A vida prazerosa dos dias modernos já não distingue aquilo que é supérfluo daquilo que é essencial para uma vida digna. Fomos engolidos pelo vício do consumo. Tudo o que se necessita para bem viver está nas gôndolas do mercado ou nas passarelas do exibicionismo e da ostentação sem limites.
Há muito que o sentido da posse se sobrepõe à simplicidade de uma vida mais afeita às pequenas alegrias do dia-a-dia. Como se os bens materiais, o status, as baboseiras da moda, do consumismo, do supérfluo pudessem suplantar as verdadeiras riquezas que nos realizam plenamente.
Estamos empanturrados com guloseimas coloridas que a sociedade de consumo nos enfia goela abaixo, diuturnamente, sem, no entanto, proporcionar a saciedade que nosso coração exige. O supérfluo intoxica e engorda a ambição, mas entorpece nossa famélica alma, prisioneira que está dentre as quinquilharias de uma sociedade consumista por excelência. Perdemos o referencial da verdadeira riqueza, aquela que dá sentido à nossa vida.
‘Recentemente, papa Francisco comentou: “Por que comprar um relógio caro, quando aquele mais simples e barato marca as horas da mesma maneira”? Por que gastar mais com um produto de marca, quando o similar é tão eficiente quanto o outro?

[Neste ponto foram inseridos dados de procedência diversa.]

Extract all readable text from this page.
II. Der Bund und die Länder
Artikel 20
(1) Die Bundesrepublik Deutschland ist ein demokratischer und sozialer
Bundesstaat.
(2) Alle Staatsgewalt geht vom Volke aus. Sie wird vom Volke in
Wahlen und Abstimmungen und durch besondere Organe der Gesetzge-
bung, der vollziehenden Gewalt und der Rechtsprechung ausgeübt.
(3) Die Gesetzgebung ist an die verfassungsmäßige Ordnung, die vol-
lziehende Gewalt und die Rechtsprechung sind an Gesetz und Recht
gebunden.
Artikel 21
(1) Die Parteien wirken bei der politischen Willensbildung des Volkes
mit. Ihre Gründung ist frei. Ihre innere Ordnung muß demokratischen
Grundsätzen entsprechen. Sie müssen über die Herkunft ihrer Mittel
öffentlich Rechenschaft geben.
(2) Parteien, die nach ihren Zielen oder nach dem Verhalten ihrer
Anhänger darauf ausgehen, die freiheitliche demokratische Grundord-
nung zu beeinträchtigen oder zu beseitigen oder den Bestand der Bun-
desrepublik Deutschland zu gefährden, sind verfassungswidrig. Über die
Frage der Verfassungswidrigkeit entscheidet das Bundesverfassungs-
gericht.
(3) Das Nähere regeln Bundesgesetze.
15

Por que um caixão de luxo, quando debaixo da terra seremos pó como qualquer indigente enterrado em simples mortalha?E assim por diante.
A verdade é que o sentido de riqueza terrena, de competitividade social, de posse e poder estão cegando a vida humana, onde aquele que tem mais se acha superior, merecedor de distinções e exige ser respeitado e venerado na proporção dos bens que amealhou. Já não enxerga o ridículo da própria existência.
Seu coração e sua mente estão aprisionados pela fixação no ter, no prazer… Desconhecem a simplicidade e a beleza do ser, contemplar, agradecer pelo privilégio da vida. Uma vítima das últimas enchentes em São Paulo perdeu tudo o que tinha – casa, roupas, alimentos (uma das filhas perdeu um pé), mas ainda dava graças a Deus por não perder sua maior riqueza, a vida. “Posso recomeçar do zero”, dizia com a alma em júbilo.
Já uma história que me parece fictícia, mas bem ilustrativa, nos fala de um pai rico, dono de inestimável fortuna e poderes políticos, que resolveu levar seu filho único para conhecer o mundo dos pobres. Levou-o a uma comunidade bem carente, desejando que seu filho pudesse descobrir o quão triste é a vida dos empobrecidos e assim dar maior valor à própria riqueza. Um dia depois, foi buscá-lo. Perguntou de imediato: “Aprendeu, meu filho, a diferença entre pobres e ricos?”.
O filho foi logo dizendo: “Sim, meu pai, hoje descobri o valor da riqueza verdadeira, porque enquanto vivo prisioneiro na nossa mansão, dentro de um mirrado jardim, eles têm uma floresta inteira para explorar; enquanto tenho um quarto só para mim, que depende de complicados sistemas de iluminação e ventilação, eles tem a brisa refrescante da natureza e a luz da lua, das estrelas a iluminar suas vidas; enquanto dependo de tecnologia para ouvir boa música, eles ouvem o canto dos pássaros e os sons dos répteis na lagoa; enquanto me alimento com enlatados e produtos industrializados, eles colhem frutos nos pés… Sim, pai, hoje percebi o quão pobres somos!
Saudades do café moído na hora, da carne conservada em gordura animal, do leite gordo e cru bebido na caneca da mangueira, do queijo depurado no estaleiro do alpendre, da água pura na mina, da alface, do agrião, da batata doce sem agrotóxicos! Saudades da simplicidade, da pureza cabocla, da riqueza sem ostentação… Dias felizes, sem os grilhões da modernidade!
Deixemos o que nos é supérfluo, mas busquemos o essencial. “Pois não trouxemos nada para o mundo, e dele nada poderemos levar. Se temos o que comer e com que nos vestir, fiquemos contentes com isso. Aqueles, porém, que querem tornar-se ricos, caem na armadilha da tentação e em muitos desejos insensatos e perniciosos, que fazem os homens afundarem na ruína e perdição” (1 Tim 6, 7-9). Lembrem-se: o essencial é invisível aos olhos… da alma justa.